2. to be independent of what other gates are used in the circuits (we don't assess the cost of any gate depending on whether the circuit uses more exotic gates as well).

We may therefore suppose that the cost of performing arithmetic on the amplitudes does not compound with the number of amplitudes being transformed in parallel, and that a rational linear combination (with coefficients $a_j$) of rational numbers $x_j$ may be performed effectively at a cost depending only on the complexity of specifying the coefficients $a_j$ themselves.

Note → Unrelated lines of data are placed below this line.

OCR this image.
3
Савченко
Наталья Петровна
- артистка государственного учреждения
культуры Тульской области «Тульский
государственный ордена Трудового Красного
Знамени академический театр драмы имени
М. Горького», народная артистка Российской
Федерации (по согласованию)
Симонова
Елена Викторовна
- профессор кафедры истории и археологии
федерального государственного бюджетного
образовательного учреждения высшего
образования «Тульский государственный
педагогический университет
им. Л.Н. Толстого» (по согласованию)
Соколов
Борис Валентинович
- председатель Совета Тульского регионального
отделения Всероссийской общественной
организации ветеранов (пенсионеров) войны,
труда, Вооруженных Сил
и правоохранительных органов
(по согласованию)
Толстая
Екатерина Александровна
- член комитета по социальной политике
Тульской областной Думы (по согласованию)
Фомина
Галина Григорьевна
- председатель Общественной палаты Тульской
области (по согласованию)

• Extension degree cost. For a given gate $G$, one might assign to $G$ a cost which depends on the degree $d$ of an minimum extension $\mathbb G{:}\mathbb Q$ of a field $\mathbb G \subseteq \mathbb E$ which contains the gate elements. For a "typical" field extension of $\mathbb Q$ by radicals (i.e. by the $n^{\mathrm{th}}$ roots of numbers), multiplication of an element of $\mathbb E$ by a coefficient in $\mathbb G$ would be represented as a $D \times D$ linear transformation over $\mathbb Q$, which decomposes as a tensor product of a $d \times d$ matrix with a $D/d \times D/d$ identity operation — that is: it is analogous to performing a $d \times d$ matrix to several amplitudes in parallel — it seems reasonable to me to impose a cost for $G$ which is proportional to $d^2$.

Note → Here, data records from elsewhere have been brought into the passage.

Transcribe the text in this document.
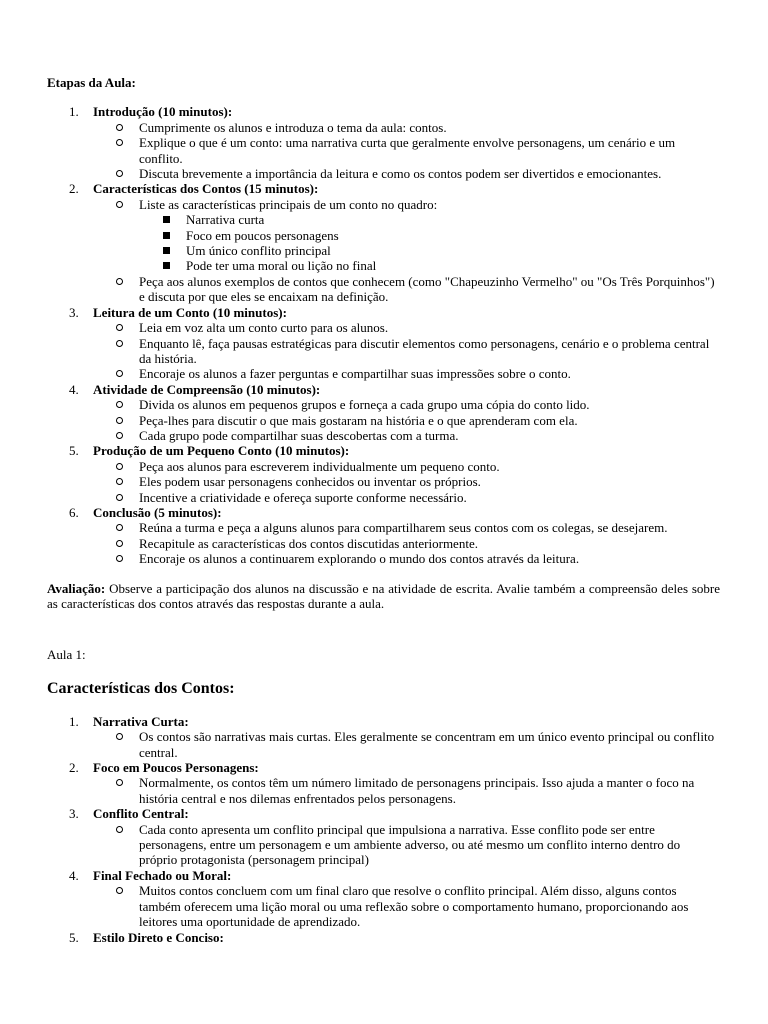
Etapas da Aula:
1. Introdução (10 minutos):
Cumprimente os alunos e introduza o tema da aula: contos.
Explique o que é um conto: uma narrativa curta que geralmente envolve personagens, um cenário e um conflito.
Discuta brevemente a importância da leitura e como os contos podem ser divertidos e emocionantes.
2. Características dos Contos (15 minutos):
Liste as características principais de um conto no quadro:
Narrativa curta
Foco em poucos personagens
Um único conflito principal
Pode ter uma moral ou lição no final
Peça aos alunos exemplos de contos que conhecem (como "Chapeuzinho Vermelho" ou "Os Três Porquinhos") e discuta por que eles se encaixam na definição.
3. Leitura de um Conto (10 minutos):
Leia em voz alta um conto curto para os alunos.
Enquanto lê, faça pausas estratégicas para discutir elementos como personagens, cenário e o problema central da história.
Encoraje os alunos a fazer perguntas e compartilhar suas impressões sobre o conto.
4. Atividade de Compreensão (10 minutos):
Divida os alunos em pequenos grupos e forneça a cada grupo uma cópia do conto lido.
Peça-lhes para discutir o que mais gostaram na história e o que aprenderam com ela.
Cada grupo pode compartilhar suas descobertas com a turma.
5. Produção de um Pequeno Conto (10 minutos):
Peça aos alunos para escreverem individualmente um pequeno conto.
Eles podem usar personagens conhecidos ou inventar os próprios.
Incentive a criatividade e ofereça suporte conforme necessário.
6. Conclusão (5 minutos):
Reúna a turma e peça a alguns alunos para compartilharem seus contos com os colegas, se desejarem.
Recapitule as características dos contos discutidas anteriormente.
Encoraje os alunos a continuarem explorando o mundo dos contos através da leitura.

Avaliação: Observe a participação dos alunos na discussão e na atividade de escrita. Avalie também a compreensão deles sobre as características dos contos através das respostas durante a aula.

Aula 1:

Características dos Contos:
1. Narrativa Curta:
Os contos são narrativas mais curtas. Eles geralmente se concentram em um único evento principal ou conflito central.
2. Foco em Poucos Personagens:
Normalmente, os contos têm um número limitado de personagens principais. Isso ajuda a manter o foco na história central e nos dilemas enfrentados pelos personagens.
3. Conflito Central:
Cada conto apresenta um conflito principal que impulsiona a narrativa. Esse conflito pode ser entre personagens, entre um personagem e um ambiente adverso, ou até mesmo um conflito interno dentro do próprio protagonista (personagem principal)
4. Final Fechado ou Moral:
Muitos contos concluem com um final claro que resolve o conflito principal. Além disso, alguns contos também oferecem uma lição moral ou uma reflexão sobre o comportamento humano, proporcionando aos leitores uma oportunidade de aprendizado.
5. Estilo Direto e Conciso:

• Precision cost. To avoid ignoring any complexity associated with arithmetic involving any one of the coefficients (e.g. algebraic extensions of the form $\mathbb Q[1/{\sqrt N}]$, which is a degree two extension but where $N$ may be huge), we may take the further step of considering the coefficients of the minimal polynomial for each element of $G$ (which for ${1}/{\sqrt N}$ would be $Nx^2 - 1$). We then assign a "coefficient cost" to $G$ of $\ell = \max \log_2(|c| + 1)$, where $c$ is any one coefficient of a minimal polynomial for an element of $G$, and the maximum is taken over all such coefficients.

• Arity cost. Finally, to avoid many single-qubit gates being performed with unit cost for arbitrarily many qubits, we impose on gates $G$ with arity $k$ and which do not factor as $G' \otimes \mathbf 1$ over any bipartition a cost proportional to $k$.

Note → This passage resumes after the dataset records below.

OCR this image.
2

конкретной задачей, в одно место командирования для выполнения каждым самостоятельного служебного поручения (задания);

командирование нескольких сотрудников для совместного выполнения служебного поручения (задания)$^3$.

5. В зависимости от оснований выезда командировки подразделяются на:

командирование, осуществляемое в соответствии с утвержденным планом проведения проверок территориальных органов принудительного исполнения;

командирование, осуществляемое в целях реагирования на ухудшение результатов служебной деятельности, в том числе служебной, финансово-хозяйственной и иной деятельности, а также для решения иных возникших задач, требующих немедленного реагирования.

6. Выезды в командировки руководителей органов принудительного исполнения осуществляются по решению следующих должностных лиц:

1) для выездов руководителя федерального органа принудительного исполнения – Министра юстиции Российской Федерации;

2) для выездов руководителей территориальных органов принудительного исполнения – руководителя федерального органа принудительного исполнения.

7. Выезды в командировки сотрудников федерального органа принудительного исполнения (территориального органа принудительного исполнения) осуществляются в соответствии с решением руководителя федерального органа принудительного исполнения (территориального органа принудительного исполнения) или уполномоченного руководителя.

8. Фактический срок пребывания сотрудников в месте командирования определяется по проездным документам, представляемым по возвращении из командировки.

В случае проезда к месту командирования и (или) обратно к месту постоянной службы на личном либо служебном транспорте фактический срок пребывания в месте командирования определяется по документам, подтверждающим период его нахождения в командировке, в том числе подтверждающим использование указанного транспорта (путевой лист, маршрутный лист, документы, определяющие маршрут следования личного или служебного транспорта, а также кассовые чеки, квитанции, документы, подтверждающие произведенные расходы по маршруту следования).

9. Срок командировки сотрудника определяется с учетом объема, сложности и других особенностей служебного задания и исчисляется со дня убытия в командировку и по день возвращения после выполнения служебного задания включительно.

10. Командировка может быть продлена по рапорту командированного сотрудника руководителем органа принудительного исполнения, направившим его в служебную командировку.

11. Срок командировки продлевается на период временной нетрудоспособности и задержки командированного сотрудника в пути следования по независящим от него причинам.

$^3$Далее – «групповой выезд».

We may then assign to any $k$-qubit gate $G$ the cost $d^2\ell k$, essentially accounting for any work being performed by recombination of the coefficients. In the case of the extension $\mathbb E{:}\mathbb Q$ having finite degree, all gates would then have cost $O(1)$, reducing to the usual asymptotic analysis of computations with finite gate sets. This seems to me to be a perfectly fair way to assign costs to constructions of exotic gates.

The Bottom Line

If you allow gates which depend on the input size $n$, but

• require that all gates for a given input size have coefficients which are expressible as a sum of terms $\tfrac{1}{m} \alpha$ for $\alpha$ an algebraic integer and $m$ a fixed integer computible in time $O(\poly(n))$, and

• assign to each gate $G$ a cost $d^2 \ell k$, where $d$ in effect is the degree of the extension of $\mathbb Q$ required by $G$, $\ell$ effectively measures the precision required by the extension, and $k$ is the number of qubits on which $G$ acts,

then you recover a theory of quantum computation in which all of the classic complexity results seem to hold (save the equivalence of uniform circuit families to quantum Turing machines), essentially no complexity is being hidden in the choice of gates, and which reduces to the standard theory for constant-sized gate sets. As a result, it should be safe to define $\EQP$ in terms of such a gate model — and also $\mathsf{BQP}$, though the existence of an approximately universal gate-set makes this unnecessary.